И мы сидим внизу этого котлована и пытаемся построить фундамент для нового здания.
Я надеюсь, что новая система постепенно выстроится. Я знаю школы, где инклюзия уже прекрасно показала себя. Это школы с небольшими классами, где на каждого ребенка с особенностями есть свой тьютор. Но в основной массе пока не так.
Обычно ребенка с особенностями просто берут в общий класс, к учителю, который никогда с такими детьми не работал. У него нет возможности уделять ему внимание. И что происходит? Такой ребенок вместо того чтобы скомпенсироваться, как раньше происходило в коррекционных школах, проседает по всем фронтам.
Я лично бегала и выбивала для таких детей дополнительные часы на работу с логопедом, психологом, дефектологом и другими специалистами. И тут, казалось бы, на ровном месте, появляется еще одна проблема — добиться дополнительных часов на специалистов мы можем только в том случае, если у ребенка, для которого мы стараемся, есть официальный диагноз…
А диагнозы есть не у всех?
Не каждый родитель готов признать и принять, что его ребенок особенный. А без официального диагноза школа не может предоставить ребенку специалиста.

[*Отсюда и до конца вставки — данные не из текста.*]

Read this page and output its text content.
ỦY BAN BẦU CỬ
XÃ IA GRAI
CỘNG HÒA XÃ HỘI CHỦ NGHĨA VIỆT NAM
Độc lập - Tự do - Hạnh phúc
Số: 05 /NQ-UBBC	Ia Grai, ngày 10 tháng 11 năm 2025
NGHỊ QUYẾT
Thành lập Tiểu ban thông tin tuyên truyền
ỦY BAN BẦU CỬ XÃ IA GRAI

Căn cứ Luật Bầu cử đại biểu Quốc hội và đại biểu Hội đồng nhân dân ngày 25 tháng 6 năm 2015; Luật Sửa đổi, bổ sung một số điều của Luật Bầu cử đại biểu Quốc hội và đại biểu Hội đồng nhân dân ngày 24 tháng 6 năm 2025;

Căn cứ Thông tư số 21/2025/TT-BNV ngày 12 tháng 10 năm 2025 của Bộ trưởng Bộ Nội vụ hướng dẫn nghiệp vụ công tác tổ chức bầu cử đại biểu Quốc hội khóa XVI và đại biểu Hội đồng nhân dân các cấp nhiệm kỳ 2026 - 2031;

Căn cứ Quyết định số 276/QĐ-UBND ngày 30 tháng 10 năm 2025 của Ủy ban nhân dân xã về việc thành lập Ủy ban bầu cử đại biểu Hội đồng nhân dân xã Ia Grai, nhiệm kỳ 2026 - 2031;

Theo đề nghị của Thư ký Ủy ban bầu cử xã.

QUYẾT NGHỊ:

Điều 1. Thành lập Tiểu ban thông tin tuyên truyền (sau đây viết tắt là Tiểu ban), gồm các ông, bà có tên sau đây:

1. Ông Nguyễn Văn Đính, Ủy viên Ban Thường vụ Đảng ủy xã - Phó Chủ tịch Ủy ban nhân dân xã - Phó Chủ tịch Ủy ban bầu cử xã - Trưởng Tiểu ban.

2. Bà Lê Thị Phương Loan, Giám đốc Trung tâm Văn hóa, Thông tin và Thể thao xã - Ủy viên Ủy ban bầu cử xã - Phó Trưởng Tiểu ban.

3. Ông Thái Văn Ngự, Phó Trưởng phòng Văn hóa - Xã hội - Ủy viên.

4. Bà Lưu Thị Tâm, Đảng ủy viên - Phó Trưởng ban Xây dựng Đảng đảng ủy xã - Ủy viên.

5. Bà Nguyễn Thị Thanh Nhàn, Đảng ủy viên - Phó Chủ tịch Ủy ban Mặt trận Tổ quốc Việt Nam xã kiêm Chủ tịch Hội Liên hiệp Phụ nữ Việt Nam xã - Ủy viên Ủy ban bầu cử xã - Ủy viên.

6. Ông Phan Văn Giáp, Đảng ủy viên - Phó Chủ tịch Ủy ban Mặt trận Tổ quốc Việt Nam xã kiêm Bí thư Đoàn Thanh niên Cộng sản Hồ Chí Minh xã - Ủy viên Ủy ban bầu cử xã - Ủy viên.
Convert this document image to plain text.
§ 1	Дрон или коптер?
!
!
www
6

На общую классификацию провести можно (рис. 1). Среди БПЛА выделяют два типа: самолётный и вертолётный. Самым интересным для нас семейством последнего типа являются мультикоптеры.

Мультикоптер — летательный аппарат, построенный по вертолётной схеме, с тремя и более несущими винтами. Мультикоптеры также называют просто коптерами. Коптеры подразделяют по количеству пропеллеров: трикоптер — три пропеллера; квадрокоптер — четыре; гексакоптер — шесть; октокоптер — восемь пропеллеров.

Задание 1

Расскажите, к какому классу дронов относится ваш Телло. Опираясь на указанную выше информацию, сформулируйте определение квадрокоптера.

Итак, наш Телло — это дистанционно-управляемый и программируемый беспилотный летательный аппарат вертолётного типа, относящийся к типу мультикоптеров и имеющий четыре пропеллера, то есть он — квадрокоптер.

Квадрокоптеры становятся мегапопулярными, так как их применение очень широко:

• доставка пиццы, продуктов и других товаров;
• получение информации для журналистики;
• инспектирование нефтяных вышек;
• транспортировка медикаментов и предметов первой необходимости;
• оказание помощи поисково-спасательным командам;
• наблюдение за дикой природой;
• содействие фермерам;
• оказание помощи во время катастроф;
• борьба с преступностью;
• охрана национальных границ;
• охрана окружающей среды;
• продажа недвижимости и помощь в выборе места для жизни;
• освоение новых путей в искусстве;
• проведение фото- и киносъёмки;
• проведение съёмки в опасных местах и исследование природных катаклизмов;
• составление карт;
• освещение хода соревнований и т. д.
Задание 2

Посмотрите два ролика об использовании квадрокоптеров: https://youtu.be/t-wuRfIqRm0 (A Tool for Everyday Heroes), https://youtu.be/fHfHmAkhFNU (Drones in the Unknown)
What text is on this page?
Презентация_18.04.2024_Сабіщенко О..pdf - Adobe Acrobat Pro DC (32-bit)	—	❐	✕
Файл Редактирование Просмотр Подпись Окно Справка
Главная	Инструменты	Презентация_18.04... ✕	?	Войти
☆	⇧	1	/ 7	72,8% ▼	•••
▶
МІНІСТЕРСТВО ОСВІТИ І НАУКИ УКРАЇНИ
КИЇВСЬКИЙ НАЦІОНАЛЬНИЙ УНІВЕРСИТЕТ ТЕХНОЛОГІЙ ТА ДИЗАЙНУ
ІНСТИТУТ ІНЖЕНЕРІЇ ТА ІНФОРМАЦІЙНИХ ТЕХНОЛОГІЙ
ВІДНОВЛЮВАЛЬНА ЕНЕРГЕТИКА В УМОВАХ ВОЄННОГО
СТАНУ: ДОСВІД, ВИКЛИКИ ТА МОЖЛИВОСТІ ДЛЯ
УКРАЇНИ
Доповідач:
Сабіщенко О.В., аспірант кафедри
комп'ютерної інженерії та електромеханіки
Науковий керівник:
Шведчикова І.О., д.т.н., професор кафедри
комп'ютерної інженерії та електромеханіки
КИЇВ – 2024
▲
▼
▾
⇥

Родители часто не хотят закреплять за своим ребенком тот или иной ярлык, чтобы он не тянулся за ребенком по жизни.
И вот мы попадаем в ловушку. Родители уходят от ответственности и перекладывают принятие решений на школу — «мол, вы педагоги, сделайте из моего ребенка конфетку; я не буду водить его на обследования и комиссии, разбирайтесь, как хотите», а школа не может ничего сделать без родителей.
Это ситуация провала, которую я описываю в книжке. Ситуация со всех сторон острая и сложная.
С некоторыми родителям все же удавалось найти компромисс. Но чаще все происходило по сценарию из рассказов.
Что нужно поменять в системе инклюзии, чтобы она стала работать повсеместно и эффективно?
Сейчас у нас все средства уходят на создание среды— полозья для колясок, пандусы, лифты и так далее. Все это важно для детей с ограниченными возможностями, но этого недостаточно. Нужны серьезные вливания в создание тьюторской поддержки.
На нас хлынули дети из речевых коррекционных школ, дети с аутизмом — ребята, которые замкнуты в себе, ни за кем не тянутся и не будут тянуться.
При другом подходе эти дети могли бы выйти в норму… Но мы переходим на новую систему на ходу.
Мы не можем этим детям сказать «посидите, подождите, мы сейчас все создадим, а вы потом присоединитесь». Им надо учиться прямо сейчас.
Если инклюзия дойдет до такого уровня, на котором была развита коррекция, отлично! Пока же есть ощущение, что мы живем в недостроенном доме. Вроде бы переехал и знаешь, что когда-нибудь здесь будет лучше. Но пока все еще не доделано, и это влечет за собой определенные последствия. Порой непоправимые.